Kathy Illingworth, dyrektor ds. zrównoważonego rozwoju i konsultingu w agencji ochrony środowiska Ecoveritas, podkreśla: Wszystkie oczy będą zwrócone teraz na branżę, która powinna zintegrować swoje wysiłki wokół polityki korzystnej dla planety i środowiska. Oczywiste jest, że istniały poważne znaki zapytania co do gotowości programu. Musimy teraz priorytetowo potraktować dalsze uzgodnienia i ustalanie opłat, aby firmy, których dotyczy reforma, mogły zaplanować dodatkowe koszty.
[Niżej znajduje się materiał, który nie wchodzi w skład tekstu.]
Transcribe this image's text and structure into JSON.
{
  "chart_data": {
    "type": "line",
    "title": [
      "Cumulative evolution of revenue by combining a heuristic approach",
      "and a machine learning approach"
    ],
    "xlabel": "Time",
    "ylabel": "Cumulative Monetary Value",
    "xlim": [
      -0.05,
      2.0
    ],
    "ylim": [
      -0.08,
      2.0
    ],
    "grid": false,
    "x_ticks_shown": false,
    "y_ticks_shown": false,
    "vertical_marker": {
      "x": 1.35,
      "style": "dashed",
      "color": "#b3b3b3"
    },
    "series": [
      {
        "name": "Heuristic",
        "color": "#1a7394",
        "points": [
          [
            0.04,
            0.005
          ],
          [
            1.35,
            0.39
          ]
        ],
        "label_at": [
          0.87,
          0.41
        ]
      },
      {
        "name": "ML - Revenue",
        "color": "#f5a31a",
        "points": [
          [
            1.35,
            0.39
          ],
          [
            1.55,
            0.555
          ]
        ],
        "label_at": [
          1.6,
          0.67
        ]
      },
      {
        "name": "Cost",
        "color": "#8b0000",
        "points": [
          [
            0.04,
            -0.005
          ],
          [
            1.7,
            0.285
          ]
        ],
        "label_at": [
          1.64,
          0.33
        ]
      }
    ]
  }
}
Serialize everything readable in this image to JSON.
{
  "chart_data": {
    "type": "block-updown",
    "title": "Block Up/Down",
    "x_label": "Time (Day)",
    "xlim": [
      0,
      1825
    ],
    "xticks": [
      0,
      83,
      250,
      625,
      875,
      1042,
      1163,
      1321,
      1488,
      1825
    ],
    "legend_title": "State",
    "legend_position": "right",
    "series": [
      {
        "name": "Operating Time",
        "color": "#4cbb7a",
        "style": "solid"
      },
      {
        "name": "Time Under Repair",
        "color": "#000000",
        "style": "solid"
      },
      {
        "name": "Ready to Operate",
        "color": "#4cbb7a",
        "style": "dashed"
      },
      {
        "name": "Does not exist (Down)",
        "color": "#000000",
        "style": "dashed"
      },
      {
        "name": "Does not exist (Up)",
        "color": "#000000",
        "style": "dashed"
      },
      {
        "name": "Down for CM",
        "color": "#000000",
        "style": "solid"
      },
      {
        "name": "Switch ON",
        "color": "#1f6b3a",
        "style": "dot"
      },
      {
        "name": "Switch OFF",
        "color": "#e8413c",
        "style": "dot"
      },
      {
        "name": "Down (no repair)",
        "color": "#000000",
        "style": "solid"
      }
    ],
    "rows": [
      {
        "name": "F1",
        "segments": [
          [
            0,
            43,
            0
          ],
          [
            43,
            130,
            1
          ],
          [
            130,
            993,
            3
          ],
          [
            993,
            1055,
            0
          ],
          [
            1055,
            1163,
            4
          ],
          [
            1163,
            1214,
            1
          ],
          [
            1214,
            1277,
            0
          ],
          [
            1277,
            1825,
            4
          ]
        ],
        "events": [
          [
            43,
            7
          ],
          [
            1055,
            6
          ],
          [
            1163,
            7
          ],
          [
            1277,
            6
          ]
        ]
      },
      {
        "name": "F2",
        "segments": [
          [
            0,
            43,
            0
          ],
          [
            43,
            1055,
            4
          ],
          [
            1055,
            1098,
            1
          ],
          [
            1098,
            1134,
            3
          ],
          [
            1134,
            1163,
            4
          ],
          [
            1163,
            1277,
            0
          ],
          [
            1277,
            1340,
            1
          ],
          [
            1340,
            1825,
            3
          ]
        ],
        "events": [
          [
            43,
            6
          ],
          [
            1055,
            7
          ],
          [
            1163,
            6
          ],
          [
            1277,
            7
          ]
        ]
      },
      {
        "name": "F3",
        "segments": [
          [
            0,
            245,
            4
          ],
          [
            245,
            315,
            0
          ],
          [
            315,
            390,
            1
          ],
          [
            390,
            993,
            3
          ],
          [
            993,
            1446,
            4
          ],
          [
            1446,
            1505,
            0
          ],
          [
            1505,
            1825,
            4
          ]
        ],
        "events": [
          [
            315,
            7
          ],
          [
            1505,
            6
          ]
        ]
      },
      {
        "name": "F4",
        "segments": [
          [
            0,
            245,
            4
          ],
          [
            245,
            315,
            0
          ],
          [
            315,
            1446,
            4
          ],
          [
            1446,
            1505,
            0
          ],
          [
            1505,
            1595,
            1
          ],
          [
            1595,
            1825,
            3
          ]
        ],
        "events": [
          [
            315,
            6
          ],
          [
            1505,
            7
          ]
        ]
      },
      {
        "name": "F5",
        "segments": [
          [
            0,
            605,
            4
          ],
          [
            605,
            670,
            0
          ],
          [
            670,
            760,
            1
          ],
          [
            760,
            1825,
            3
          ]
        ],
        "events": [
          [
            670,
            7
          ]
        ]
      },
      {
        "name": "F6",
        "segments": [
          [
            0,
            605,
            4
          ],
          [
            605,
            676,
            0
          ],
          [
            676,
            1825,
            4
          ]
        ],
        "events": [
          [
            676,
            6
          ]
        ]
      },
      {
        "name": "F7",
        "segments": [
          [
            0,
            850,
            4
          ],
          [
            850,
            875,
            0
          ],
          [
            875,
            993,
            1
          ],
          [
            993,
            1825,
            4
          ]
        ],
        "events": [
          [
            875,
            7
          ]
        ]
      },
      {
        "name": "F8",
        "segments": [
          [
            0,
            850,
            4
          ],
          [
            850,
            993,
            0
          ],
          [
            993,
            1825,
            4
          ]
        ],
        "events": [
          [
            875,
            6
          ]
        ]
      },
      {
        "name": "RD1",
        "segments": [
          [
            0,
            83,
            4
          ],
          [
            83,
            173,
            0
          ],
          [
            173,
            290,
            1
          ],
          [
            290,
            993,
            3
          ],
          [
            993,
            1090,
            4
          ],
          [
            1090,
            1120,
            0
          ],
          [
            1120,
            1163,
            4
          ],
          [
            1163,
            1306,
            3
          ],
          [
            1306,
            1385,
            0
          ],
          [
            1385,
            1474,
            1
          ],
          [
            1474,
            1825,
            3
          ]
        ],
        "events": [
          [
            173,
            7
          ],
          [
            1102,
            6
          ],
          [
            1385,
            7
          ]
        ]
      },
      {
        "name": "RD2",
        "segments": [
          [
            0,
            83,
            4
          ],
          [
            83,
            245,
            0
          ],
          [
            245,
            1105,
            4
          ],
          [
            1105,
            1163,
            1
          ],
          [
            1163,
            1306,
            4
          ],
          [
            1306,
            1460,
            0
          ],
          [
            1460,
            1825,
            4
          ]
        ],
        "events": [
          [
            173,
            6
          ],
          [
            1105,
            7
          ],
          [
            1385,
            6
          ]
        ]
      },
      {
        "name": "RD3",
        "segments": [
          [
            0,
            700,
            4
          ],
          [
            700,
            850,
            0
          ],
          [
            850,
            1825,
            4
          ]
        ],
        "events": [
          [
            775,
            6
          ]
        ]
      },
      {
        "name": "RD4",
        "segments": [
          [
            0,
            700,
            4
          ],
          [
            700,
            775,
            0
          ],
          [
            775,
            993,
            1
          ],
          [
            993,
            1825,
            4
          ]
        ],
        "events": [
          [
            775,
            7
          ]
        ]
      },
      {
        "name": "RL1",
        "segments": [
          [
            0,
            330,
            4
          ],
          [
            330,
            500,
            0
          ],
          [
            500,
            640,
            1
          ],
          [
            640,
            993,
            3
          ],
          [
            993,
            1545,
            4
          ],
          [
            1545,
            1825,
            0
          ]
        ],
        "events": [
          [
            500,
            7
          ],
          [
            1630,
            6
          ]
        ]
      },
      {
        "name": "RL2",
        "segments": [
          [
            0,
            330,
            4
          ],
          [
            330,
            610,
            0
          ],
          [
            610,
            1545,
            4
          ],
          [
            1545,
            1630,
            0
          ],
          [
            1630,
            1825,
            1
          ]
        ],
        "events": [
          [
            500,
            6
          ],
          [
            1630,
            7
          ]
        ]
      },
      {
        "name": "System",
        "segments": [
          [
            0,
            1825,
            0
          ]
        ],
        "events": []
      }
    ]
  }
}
Miles Roberts, dyrektor generalny grupy DS Smith skomentował: Mamy nadzieję, że rząd wykorzysta ten dodatkowy czas na współpracę z przemysłem w celu wdrożenia solidnego i skutecznego schematu EPR. System powinien być wykorzystywany do osiągnięcia ostatecznego celu, jakim jest zwiększenie wskaźników recyklingu w Wielkiej Brytanii poprzez finansowanie ulepszonej infrastruktury i wdrażanie bardziej spójnych polityk. Płatności producentów w ramach EPR mogą pomóc w sfinansowaniu lepszych systemów zbiórki odpadów takich jak selektywna zbiórka materiałów. Jeśli przegapimy okazję zainwestowania w system recyklingu w Wielkiej Brytanii, EPR będzie niewiele więcej niż podatkiem nakładanym na przedsiębiorstwa, a ostatecznie na konsumentów, co w żaden sposób nie wspiera naszego przejścia na gospodarkę o obiegu zamkniętym.